About My Work
My art is my best attempt to mirror myself; the thoughts I choose to think and the thoughts I can’t stop myself from thinking. It is my desire to be in control with the constant presence of my anxiety that is often in control of me. It is the fight for control, that over time, my art has transitioned to show who is in the lead at each moment in time. At the beginning, there was a certain period of experimentation or lack of control that was necessary for the maturing of my artistic style. There was a passion that needed to be explored more than it needed to be understood. It was a time of imbalance that produced so much art but so little of anything else. I
couldn’t continue at that speed forever, but I couldn’t continue without knowing what I could do. As I learned more about what it was I was doing, I started to gain a portion of my control back. Having transitioned from relaying the explosiveness of that experimentation in my work, with built up layers of trial and error, to more precise and planned forms, I was able understand myself more as an artist and adopt the techniques I liked most in my work.
I incorporate fashion and body image in my work because it inspires my art both positively and negatively. My color scheme has always been important to me because of what it represents, the black and white for the clear-cut and the perfectionist in me and the burnt orange for the insecurities and everything I’ve hated but have grown to love or still in the process of doing so. Although I still create pieces with my original color scheme, I have since added more colors into my palette. The addition of colors stand for a transition from internal conflict to the suppression of it. The suppression, a result of glorifying the source of conflict by basking in the life that it promises. It is living alongside the mainstream and doing the best to blend in—in a world where we blend in by gaining attention. A world that became a little bigger when it became small enough to fit in our pockets. We are all a little more connected, aren’t we?
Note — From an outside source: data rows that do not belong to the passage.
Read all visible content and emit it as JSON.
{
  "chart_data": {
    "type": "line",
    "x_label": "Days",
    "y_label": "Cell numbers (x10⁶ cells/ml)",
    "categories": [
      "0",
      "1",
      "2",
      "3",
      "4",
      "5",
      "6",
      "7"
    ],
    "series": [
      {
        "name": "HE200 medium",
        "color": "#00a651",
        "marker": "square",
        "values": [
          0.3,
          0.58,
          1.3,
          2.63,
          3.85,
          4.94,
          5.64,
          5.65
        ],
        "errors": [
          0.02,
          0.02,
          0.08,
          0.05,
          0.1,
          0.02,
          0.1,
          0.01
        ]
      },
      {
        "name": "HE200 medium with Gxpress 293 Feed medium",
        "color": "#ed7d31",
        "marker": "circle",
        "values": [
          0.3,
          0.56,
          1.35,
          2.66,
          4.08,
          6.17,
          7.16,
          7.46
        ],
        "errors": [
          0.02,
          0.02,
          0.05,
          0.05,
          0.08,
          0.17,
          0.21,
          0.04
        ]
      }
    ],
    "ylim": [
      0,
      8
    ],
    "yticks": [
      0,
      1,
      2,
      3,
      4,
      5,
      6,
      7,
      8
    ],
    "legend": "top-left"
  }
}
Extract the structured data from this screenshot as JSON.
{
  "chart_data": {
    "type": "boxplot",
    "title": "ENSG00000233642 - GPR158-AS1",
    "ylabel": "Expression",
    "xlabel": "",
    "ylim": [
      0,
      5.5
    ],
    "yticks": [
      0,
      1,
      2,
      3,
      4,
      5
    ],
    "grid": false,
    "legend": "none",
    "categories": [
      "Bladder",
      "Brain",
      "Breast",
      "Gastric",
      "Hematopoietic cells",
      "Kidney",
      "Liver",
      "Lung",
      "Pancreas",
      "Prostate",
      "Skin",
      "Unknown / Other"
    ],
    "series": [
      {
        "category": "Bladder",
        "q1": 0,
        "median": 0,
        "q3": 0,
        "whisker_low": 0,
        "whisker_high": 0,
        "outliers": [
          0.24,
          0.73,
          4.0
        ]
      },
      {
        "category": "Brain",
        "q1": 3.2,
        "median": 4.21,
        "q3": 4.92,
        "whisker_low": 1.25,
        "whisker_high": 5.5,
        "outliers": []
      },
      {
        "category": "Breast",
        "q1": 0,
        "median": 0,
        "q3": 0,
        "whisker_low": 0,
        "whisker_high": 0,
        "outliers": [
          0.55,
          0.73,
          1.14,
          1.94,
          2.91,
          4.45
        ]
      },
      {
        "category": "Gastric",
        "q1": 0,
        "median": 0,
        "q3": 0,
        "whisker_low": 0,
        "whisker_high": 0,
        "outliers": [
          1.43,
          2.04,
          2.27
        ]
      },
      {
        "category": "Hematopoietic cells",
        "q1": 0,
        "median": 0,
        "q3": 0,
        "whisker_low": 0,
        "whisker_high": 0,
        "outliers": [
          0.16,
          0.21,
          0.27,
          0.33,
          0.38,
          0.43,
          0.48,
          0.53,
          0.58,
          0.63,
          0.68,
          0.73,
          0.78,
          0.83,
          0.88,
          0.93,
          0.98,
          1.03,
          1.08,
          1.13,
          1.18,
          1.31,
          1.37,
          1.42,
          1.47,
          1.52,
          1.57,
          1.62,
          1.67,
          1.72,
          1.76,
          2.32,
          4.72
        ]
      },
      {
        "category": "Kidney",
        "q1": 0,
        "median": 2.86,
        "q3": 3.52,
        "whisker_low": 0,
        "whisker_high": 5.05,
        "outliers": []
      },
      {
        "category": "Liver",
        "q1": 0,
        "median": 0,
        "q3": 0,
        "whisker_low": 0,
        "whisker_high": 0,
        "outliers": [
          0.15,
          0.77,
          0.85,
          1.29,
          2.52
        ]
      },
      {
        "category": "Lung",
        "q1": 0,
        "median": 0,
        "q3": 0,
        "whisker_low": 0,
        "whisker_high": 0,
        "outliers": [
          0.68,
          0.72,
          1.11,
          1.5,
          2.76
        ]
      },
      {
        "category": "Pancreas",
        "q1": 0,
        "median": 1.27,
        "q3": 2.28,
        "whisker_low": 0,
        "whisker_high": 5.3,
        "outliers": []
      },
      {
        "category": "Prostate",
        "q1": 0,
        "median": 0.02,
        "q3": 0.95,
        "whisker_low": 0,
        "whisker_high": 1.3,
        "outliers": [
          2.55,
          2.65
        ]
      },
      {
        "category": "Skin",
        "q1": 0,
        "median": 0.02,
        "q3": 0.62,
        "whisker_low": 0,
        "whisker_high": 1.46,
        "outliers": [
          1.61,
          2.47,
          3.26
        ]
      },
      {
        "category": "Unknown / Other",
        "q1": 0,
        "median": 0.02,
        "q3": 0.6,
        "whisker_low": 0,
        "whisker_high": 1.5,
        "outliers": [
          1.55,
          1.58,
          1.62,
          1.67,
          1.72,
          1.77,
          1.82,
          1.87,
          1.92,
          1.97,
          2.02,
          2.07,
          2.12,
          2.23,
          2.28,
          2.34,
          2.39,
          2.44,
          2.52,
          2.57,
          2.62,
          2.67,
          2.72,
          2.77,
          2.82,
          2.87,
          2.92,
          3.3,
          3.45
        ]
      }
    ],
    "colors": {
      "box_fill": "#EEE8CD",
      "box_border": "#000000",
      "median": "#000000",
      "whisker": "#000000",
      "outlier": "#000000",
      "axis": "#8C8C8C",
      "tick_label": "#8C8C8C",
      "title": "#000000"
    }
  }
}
The girl, so lucky to have a double tap from her friends, her family, her acquaintances, and even those she had never met but never a single tap on her shoulder to see if she was okay. The self-conscious, who simply hid herself by not hiding at all, who always had it all together because she was in pieces. The subconscious, the one we maybe don’t know as well. Maybe we didn’t fully acknowledge why we placed “text” over an imperfection or hid a part of ourselves with an object or emoticon or cropped down a picture until we were okay with what we saw—or who we couldn’t see anymore. And me, why do I like myself more the less I resemble her.
I have started to incorporate glimpses of “perfection” in figures and abstract forms, because I don’t intend on making them look more real than they actually are. I don’t intend on making them look as human as the real humans, the ones who aren’t perfect—the ones who live and breathe. That’s why my figures are mostly limited to outlines rather than a representational human form, much like a photograph. They do look good on the canvas though, we all want to see what’s aesthetically pleasing—that’s why body image exists. I have a slight obsession with fashion as much as I hate how it can make me feel. I want my work to portray my mixed emotions and I want my work to have style as if I could wear it. If fashion wasn’t based off of its aesthetic, then we would all be a lot less easy on the eyes and a lot more easy on ourselves—in this fight the eyes usually have control.
I don’t assume that others can see these internal battles I speak of, just as I don’t assume one can understand both sides behind my work just by observing. The psychological battle between the human and the human-self, a disease that leaves little symptoms perceptible to the public eye while mutually blinding the eye of the beholder, often masks itself as physiological beauty. In a world that fixes what is broken and admires what is beautiful, we neglect to see when the beautiful is broken because we are too busy seeing it. The human ability to camouflage internalities in order to adapt to society is both incredible and detrimental, the mechanism itself disguises us all both consciously and subconsciously. It is uncertainty. I want my art to have that in common not make it seem any simpler than it is.